TransCanada wins Texas court fight over Keystone XL
A Texas farmer has lost her bid to prevent Calgary-based TransCanada Corp. from expropriating part of her farm to build the Keystone XL pipeline.
A county court upheld the company’s status as a common carrier and turned down Julia Trigg Crawford’s application to take the issue to a civil trial late Wednesday.
Earlier this month, lawyers argued for six hours over whether Crawford should be allowed to challenge TransCanada’s status as a common carrier, which in Texas gives it what lawyers call the power of eminent domain, or the right to seize property.
There’s been no decision on an appeal.
The $12-billion, 36-inch diameter pipeline would carry up to 1.1 million barrels of mainly oilsands crude a day more than 2,700 kilometers from Alberta to refineries in south Texas, crossing six states, including Crawford’s farm in northeast Texas.

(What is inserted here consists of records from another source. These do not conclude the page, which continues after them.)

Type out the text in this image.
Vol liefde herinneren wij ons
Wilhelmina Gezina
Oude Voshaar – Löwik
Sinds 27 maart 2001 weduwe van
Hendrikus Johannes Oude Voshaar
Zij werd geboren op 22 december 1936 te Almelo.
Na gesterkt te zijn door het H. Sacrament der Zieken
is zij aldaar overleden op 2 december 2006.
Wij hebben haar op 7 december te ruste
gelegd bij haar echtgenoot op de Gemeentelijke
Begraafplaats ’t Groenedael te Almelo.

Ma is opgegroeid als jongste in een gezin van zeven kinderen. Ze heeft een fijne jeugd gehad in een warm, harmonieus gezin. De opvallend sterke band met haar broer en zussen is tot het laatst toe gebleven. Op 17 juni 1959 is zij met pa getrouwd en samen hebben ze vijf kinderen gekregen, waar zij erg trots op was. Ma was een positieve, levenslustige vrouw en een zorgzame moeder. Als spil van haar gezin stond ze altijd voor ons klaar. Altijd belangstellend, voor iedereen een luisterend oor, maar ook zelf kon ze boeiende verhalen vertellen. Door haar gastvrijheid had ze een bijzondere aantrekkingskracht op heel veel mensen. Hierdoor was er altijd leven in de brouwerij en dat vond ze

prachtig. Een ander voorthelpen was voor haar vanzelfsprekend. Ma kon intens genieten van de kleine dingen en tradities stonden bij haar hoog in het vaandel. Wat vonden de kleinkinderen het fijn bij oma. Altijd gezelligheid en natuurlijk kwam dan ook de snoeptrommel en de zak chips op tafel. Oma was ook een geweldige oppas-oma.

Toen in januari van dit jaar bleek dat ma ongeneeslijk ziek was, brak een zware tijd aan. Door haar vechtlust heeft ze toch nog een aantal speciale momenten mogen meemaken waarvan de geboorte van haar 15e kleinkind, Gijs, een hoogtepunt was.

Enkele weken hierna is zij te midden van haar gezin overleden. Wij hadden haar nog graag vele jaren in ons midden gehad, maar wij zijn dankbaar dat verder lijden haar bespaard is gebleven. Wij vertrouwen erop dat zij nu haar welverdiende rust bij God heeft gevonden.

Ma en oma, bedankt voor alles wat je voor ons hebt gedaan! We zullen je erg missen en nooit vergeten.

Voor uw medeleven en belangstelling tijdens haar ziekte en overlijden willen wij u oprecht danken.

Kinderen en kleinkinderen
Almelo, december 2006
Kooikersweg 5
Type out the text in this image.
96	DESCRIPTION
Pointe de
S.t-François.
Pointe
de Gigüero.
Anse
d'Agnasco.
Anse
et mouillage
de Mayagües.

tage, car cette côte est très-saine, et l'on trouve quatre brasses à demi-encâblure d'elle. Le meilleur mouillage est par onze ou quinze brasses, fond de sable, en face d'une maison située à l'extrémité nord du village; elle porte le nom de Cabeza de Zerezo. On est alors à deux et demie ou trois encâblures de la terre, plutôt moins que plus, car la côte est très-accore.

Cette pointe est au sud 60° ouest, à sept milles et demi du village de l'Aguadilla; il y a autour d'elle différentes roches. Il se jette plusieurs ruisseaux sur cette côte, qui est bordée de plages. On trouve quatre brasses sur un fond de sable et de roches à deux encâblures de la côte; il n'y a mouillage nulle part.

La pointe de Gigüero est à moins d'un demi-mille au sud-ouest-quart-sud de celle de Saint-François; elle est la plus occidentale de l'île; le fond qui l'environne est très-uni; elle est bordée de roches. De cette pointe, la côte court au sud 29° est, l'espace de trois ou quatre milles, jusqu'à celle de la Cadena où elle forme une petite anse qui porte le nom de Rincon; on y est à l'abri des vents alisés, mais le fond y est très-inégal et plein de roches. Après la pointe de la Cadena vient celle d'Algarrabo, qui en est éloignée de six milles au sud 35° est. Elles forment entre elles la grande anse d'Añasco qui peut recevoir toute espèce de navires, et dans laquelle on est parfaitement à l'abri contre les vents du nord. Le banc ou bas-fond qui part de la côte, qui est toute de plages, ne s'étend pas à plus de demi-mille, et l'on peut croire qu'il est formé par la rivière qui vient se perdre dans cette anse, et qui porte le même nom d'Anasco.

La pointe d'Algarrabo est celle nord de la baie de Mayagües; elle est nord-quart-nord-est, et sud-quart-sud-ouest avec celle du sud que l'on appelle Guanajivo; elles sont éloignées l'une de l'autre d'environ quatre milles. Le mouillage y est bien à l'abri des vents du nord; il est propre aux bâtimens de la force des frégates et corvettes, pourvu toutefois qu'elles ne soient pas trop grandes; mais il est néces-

The farm has been in her family for 64 years.
Most of the 850 Texas landowners along the route have signed agreements with TransCanada.
Crawford and her supporters said TransCanada attained its authority simply by checking a box on a form submitted to the Texas Railroad Commission — the agency that regulates the oil and gas industry in the state — that says "common carrier."
Case became property rights focal point
She argued that Keystone XL will operate solely for TransCanada’s benefit, failing to meet the legal definition of a common carrier where other firms are free to move their products over the pipeline.
In an emailed statement, Crawford said she was "incredibly disappointed" with the ruling, and "disturbed that a foreign corporation like TransCanada is allowed to hide behind the skirt of the Texas Railroad Commission and its Common Carrier rubber stamp."
TransCanada spokesman Grady Semmons said the ruling reaffirms that it has continued to "follow all state and federal laws and regulations as we move forward with the construction of the Gulf Coast Project."
Jane Kleeb of the group Bold Nebraska, which has been fighting TransCanada's pipeline plans, calls the ruling an "affront to landowners' liberties."
"TransCanada has used its financial and legal resources to bully landowners like Julia Trigg Crawford in order to clear the way for their multibillion-dollar tarsands pipeline," Kleeb said in a release.
"Throughout the process, landowners have been cast aside and their concerns about land and water ignored."
Crawford says TransCanada unresponsive
Crawford had negotiated successfully in the past with two other pipeline companies in the past to alter their routes, but claimed that TransCanada was unresponsive, offering her $21,600 US to cross her property, an increase from its original offer of $5,000.
One reason the other firms changed their routes was the possibility that several burial vaults sacred to Caddo First Nations exist on Crawford’s farm.
The case had become a focal point in a conflict that pits TransCanada, multiple legal and public relations firms, property owners, environmentalists, lobbyists and politicians during a presidential campaign year against each other over claims of job creation versus hazards posed to property rights and water supplies.
Supporters have said the project would create 50,000 jobs and $2 billion US in economic potential for the state.
U.S. president Barack Obama rejected the application by TransCanada in November, but the firm resubmitted its proposal for an altered northern segment of the route in May, one it said would address concerns about potential damage to a massive aquifer beneath the environmentally sensitive Nebraska Sandhills.
The administration later approved a southern leg, which will run through Texas.